Si la décantation est parfois évoquée comme étape nécessaire de post-traitement dans la littérature, aucun article à ce sujet n’a été trouvé dans la littérature dans le cas de systèmes travaillant en mode continu. Dans le cas de particules nanométriques, l’inconvénient majeur clairement identifié est que le temps de décantation dure plusieurs heures. Afin d’accélérer ce processus, les méthodes chimiques conventionnelles des stations d'épuration telles que la coagulation et la floculation sont utilisées (Mozia et al., 2005). Néanmoins ces méthodes utilisent des agents chimiques et requièrent également une séparation des agents chimiques du catalyseur à l'issue de la décantation. De plus, ils peuvent encrasser le catalyseur, ne pas être compatibles avec le procédé de traitement ou s’avérer incompatibles avec des volumes importants (Alfano et al., 2000) voire impossible à mettre en œuvre dans le cas d’une réutilisation du photo-catalyseur (Malato et al., 2009; Mozia, 2010). Le temps de décantation peut également être accéléré par un ajustement du pH à l'issu de la phase de traitement, ce qui a fait l’objet d’un brevet (Blanco J, Malato S, de las Nieves J, Fernandez P, 2001, EP 1 101 737 A1). Les auteurs montrent qu’en se plaçant au PZC d’une suspension nanométrique de degussa P25 dans un réacteur pilote solaire de 40 L, la décantation prend 5h contre 24h au mieux sans intervention (Fernández-Ibáñez et al., 2003). En effet, au point de zéro charge (ie lorsque la surface des particules est non chargée), la taille des agglomérats est maximale

55

donc la sédimentation est plus rapide. Cette méthode présente également l’avantage de réutiliser le catalyseur sans altération de ce dernier (si l’eau traitée est évacuée).
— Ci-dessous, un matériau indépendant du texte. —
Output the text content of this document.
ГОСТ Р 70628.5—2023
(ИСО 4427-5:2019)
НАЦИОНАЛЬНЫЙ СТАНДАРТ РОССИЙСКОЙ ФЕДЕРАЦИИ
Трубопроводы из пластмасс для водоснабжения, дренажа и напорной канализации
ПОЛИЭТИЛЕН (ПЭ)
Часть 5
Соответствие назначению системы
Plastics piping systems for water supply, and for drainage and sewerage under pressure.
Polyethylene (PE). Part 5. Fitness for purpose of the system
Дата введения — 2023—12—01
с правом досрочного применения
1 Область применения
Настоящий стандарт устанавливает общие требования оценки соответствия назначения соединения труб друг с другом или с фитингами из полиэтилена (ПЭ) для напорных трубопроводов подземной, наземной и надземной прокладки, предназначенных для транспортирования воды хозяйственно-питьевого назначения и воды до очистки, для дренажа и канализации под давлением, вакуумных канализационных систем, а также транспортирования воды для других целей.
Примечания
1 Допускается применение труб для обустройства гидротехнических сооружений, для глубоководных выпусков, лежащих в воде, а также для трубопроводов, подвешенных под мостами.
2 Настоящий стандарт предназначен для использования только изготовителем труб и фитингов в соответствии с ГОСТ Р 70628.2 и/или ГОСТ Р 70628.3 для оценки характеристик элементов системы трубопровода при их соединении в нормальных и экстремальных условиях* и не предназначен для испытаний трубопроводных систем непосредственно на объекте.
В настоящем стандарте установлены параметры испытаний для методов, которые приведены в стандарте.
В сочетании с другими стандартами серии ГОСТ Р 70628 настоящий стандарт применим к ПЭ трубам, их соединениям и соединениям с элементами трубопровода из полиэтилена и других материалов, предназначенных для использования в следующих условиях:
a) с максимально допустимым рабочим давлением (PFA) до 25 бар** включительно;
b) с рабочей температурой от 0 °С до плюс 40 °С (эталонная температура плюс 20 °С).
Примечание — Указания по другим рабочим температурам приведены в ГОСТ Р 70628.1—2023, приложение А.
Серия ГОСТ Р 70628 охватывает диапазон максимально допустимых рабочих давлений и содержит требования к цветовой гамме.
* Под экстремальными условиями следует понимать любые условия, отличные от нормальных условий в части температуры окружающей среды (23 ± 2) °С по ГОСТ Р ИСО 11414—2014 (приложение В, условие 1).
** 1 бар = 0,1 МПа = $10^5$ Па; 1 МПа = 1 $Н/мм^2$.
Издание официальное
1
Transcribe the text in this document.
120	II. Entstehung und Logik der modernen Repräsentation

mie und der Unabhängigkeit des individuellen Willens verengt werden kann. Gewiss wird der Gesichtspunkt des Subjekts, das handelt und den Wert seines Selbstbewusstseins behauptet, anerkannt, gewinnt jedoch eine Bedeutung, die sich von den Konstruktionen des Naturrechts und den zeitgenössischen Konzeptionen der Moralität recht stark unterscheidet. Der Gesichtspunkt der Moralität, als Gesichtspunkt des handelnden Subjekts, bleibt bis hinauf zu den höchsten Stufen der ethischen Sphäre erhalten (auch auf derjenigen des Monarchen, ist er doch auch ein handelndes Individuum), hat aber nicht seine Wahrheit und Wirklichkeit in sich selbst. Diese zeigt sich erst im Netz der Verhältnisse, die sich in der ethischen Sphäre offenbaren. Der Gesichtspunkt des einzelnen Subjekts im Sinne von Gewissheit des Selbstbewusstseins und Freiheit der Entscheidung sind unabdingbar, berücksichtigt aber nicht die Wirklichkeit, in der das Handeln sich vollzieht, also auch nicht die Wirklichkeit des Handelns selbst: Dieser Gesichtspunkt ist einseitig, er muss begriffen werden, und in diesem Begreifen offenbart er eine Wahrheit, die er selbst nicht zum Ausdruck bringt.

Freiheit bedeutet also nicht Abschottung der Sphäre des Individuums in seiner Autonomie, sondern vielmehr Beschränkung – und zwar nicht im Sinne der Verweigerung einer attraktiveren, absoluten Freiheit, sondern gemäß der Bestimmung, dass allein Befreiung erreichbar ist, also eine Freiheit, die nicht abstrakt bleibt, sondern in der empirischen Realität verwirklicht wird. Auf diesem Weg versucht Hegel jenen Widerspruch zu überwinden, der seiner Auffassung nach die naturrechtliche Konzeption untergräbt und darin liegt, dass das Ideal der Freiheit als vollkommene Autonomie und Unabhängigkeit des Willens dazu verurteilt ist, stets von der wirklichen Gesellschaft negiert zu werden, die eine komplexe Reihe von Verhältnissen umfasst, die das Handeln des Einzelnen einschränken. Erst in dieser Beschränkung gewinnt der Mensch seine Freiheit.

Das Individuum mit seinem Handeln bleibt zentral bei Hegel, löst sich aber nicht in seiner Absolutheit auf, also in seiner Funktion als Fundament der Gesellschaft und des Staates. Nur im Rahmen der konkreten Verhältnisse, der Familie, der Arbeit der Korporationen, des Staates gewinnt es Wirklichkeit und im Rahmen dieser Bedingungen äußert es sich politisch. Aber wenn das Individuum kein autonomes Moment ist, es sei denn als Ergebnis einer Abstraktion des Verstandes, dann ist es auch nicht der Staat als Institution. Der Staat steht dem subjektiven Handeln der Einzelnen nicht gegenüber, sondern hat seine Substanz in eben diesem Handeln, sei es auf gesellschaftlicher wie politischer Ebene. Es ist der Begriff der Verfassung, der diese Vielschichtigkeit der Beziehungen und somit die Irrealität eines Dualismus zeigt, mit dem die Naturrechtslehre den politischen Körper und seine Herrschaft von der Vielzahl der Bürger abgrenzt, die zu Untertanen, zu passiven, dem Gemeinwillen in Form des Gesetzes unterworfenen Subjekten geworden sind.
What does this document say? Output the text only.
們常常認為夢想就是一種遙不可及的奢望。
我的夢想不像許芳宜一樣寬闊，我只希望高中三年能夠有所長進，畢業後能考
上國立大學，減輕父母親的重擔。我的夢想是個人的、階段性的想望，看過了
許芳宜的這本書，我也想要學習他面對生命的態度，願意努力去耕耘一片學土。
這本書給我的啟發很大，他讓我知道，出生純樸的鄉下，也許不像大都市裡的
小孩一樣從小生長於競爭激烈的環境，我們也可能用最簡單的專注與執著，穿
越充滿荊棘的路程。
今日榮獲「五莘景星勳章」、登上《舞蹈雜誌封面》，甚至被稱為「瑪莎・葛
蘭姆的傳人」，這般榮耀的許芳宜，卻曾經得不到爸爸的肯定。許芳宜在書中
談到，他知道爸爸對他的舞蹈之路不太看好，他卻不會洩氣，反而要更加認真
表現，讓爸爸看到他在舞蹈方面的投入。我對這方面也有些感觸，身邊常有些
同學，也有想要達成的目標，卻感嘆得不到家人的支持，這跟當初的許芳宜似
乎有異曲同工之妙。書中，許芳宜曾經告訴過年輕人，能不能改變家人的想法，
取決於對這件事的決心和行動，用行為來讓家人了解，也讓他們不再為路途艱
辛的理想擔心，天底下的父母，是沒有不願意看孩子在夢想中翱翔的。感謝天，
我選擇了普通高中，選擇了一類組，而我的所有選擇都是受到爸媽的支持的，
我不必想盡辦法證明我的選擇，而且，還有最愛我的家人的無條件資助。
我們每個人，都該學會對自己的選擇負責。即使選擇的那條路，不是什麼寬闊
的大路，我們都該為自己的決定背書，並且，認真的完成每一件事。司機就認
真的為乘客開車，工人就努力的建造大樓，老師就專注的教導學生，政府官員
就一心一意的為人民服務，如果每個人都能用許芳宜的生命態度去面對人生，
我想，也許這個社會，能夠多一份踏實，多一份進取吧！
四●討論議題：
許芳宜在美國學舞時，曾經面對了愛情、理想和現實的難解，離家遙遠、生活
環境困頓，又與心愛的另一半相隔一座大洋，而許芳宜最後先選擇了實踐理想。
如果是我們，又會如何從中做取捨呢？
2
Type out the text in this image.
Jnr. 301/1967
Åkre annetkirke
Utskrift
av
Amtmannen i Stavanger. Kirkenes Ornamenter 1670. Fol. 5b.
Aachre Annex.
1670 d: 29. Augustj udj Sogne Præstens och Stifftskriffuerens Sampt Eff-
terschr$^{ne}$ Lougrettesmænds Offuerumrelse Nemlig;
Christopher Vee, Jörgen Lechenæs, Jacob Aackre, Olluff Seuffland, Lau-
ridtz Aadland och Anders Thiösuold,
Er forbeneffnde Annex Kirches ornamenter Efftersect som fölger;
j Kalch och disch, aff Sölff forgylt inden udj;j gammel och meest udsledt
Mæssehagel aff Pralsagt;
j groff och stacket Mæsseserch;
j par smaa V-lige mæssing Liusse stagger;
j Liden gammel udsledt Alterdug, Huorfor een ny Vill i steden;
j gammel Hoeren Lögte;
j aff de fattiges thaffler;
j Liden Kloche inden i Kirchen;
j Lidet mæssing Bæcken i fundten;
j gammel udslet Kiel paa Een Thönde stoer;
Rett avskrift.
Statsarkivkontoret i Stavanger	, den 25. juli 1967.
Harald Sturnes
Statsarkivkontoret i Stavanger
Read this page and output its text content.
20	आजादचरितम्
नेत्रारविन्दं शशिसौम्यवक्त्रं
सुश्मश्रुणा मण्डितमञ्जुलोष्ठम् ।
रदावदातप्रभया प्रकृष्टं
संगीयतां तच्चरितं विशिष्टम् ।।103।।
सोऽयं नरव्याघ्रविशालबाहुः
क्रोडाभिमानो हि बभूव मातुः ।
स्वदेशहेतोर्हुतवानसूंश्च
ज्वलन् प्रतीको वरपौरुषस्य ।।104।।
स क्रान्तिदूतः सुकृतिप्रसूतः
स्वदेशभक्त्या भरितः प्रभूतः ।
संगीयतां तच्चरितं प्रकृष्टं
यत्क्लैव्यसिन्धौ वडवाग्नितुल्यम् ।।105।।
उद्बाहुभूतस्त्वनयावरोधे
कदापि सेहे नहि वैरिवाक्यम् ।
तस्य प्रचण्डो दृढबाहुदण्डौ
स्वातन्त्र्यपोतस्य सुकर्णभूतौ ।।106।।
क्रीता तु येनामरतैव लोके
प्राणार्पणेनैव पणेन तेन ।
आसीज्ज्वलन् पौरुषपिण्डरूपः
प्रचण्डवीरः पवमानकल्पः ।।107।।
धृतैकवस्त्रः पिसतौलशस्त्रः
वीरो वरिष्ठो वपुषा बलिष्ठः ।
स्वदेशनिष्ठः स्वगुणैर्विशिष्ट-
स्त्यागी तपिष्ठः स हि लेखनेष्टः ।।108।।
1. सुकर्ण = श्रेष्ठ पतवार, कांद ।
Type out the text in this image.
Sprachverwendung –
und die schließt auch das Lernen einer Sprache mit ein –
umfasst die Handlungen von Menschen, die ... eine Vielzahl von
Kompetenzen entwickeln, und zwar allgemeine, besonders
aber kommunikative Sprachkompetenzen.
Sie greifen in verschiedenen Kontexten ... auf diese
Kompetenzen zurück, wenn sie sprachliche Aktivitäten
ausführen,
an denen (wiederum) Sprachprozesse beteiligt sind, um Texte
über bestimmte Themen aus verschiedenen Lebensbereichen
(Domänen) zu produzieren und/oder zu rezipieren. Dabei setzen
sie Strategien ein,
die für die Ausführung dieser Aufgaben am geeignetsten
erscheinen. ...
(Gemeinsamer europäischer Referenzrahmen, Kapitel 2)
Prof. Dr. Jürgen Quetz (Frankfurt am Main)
Pour résumer cette problématique de séparation, les réacteurs à membrane fonctionnels restent peu nombreux dans la littérature photo-catalytique car la mise au point ou la gestion de la membrane s’avère difficile en pratique. De plus, un manque d’études économiques rend difficile l’évaluation de la faisabilité économique de ces technologies (Janssens et al., 2017). La gestion des photo-catalyseurs en suspension dans les réacteurs ouverts reste un verrou technologique d’actualité. Il n’existe d’ailleurs à ce jour pas d’installation à l’échelle pilote en mode continu.